Tales of Kafka at Cloudflare

At QCon London, Andrea Medda, Senior Systems Engineer at Cloudflare, and Matt Boyle, Engineering Manager at Cloudflare, shared the lessons their platform services team learned from enabling the use of Apache Kafka at the scale of 1 trillion messages.

Matt began by outlining the problems that Cloudflare needs its technology to solve, namely providing its own private and public cloud, and the operational challenge of coupling between teams that arose as their business needs grew and evolved. He went on to identify how Apache Kafka was selected as their implementation of the message bus pattern.

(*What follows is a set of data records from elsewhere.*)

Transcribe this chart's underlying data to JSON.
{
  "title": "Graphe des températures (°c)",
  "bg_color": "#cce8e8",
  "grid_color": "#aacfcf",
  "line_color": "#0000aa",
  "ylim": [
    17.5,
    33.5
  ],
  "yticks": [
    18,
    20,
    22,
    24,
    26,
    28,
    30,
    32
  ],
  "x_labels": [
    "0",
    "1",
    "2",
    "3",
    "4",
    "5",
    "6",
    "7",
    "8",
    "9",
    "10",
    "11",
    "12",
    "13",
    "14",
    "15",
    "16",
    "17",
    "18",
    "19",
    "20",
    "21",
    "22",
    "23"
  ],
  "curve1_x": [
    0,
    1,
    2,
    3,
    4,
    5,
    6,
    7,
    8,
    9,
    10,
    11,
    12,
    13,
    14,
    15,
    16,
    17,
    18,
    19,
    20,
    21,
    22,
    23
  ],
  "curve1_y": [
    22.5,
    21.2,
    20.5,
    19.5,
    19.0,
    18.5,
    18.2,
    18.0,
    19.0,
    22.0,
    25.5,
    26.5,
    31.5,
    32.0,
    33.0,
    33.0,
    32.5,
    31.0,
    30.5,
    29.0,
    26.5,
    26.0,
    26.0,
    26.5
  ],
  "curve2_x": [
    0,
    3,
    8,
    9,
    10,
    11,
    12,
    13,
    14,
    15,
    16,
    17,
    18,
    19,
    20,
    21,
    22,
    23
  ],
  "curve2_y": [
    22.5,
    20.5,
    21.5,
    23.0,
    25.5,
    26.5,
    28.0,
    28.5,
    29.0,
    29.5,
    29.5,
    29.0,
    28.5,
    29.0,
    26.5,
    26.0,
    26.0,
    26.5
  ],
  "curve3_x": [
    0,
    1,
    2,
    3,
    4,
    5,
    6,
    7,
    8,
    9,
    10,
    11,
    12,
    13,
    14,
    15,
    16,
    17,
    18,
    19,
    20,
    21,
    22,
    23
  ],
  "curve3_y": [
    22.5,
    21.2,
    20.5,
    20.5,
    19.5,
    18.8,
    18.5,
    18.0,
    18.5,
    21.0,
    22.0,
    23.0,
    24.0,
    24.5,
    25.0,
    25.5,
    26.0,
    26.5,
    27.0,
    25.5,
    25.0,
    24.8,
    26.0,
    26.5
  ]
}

While the messagebus pattern enabled the decoupling of load between microservices, Matt explained how services still ended up being tightly coupled because of an unstructured approach to schema management. To solve this problem, they opted to migrate from JSON messages to Protobuf and to build a client-side library to validate messages prior to publishing them.

As the adoption of Apache Kafka grew across their teams, they developed a Connector Framework to make it easier for teams to stream data between Apache Kafka and other systems while transforming the messages in the process.

Over the pandemic, as load on Cloudflare’s systems grew, the team began to observe bottlenecks on a key consumer which had begun to breach its Service Level Agreements. Andrea explained how the team’s initial struggle to identify the root cause of the issue prompted them to enrich their software development kits (SDKs) with tooling from the Open Telemetry ecosystem to gain better visibility of interactions across their stack.

Andrea went on to highlight how the success of their SDKs brought more internal users which spurred a need for better support in the form of documentation and ChatOps.

Andrea summarized the key lessons as:

  • Striking the balance between highly configurable and simple standardized approaches when providing developer tooling for Apache Kafka
  • Opting for a simple and strict 1:1 contract interface to ensure maximum visibility into the workings of topics and their usage.
  • Investing in metrics on development tooling to allow problems to be easily surfaced
  • Prioritizing clear documentation on patterns for application developers to enable consistency in adoption and use of Apache Kafka.

Finally, Matt shared a new internal product, called Gaia, that the team was building to enable push-button creation of services according to Cloudflare’s best practices.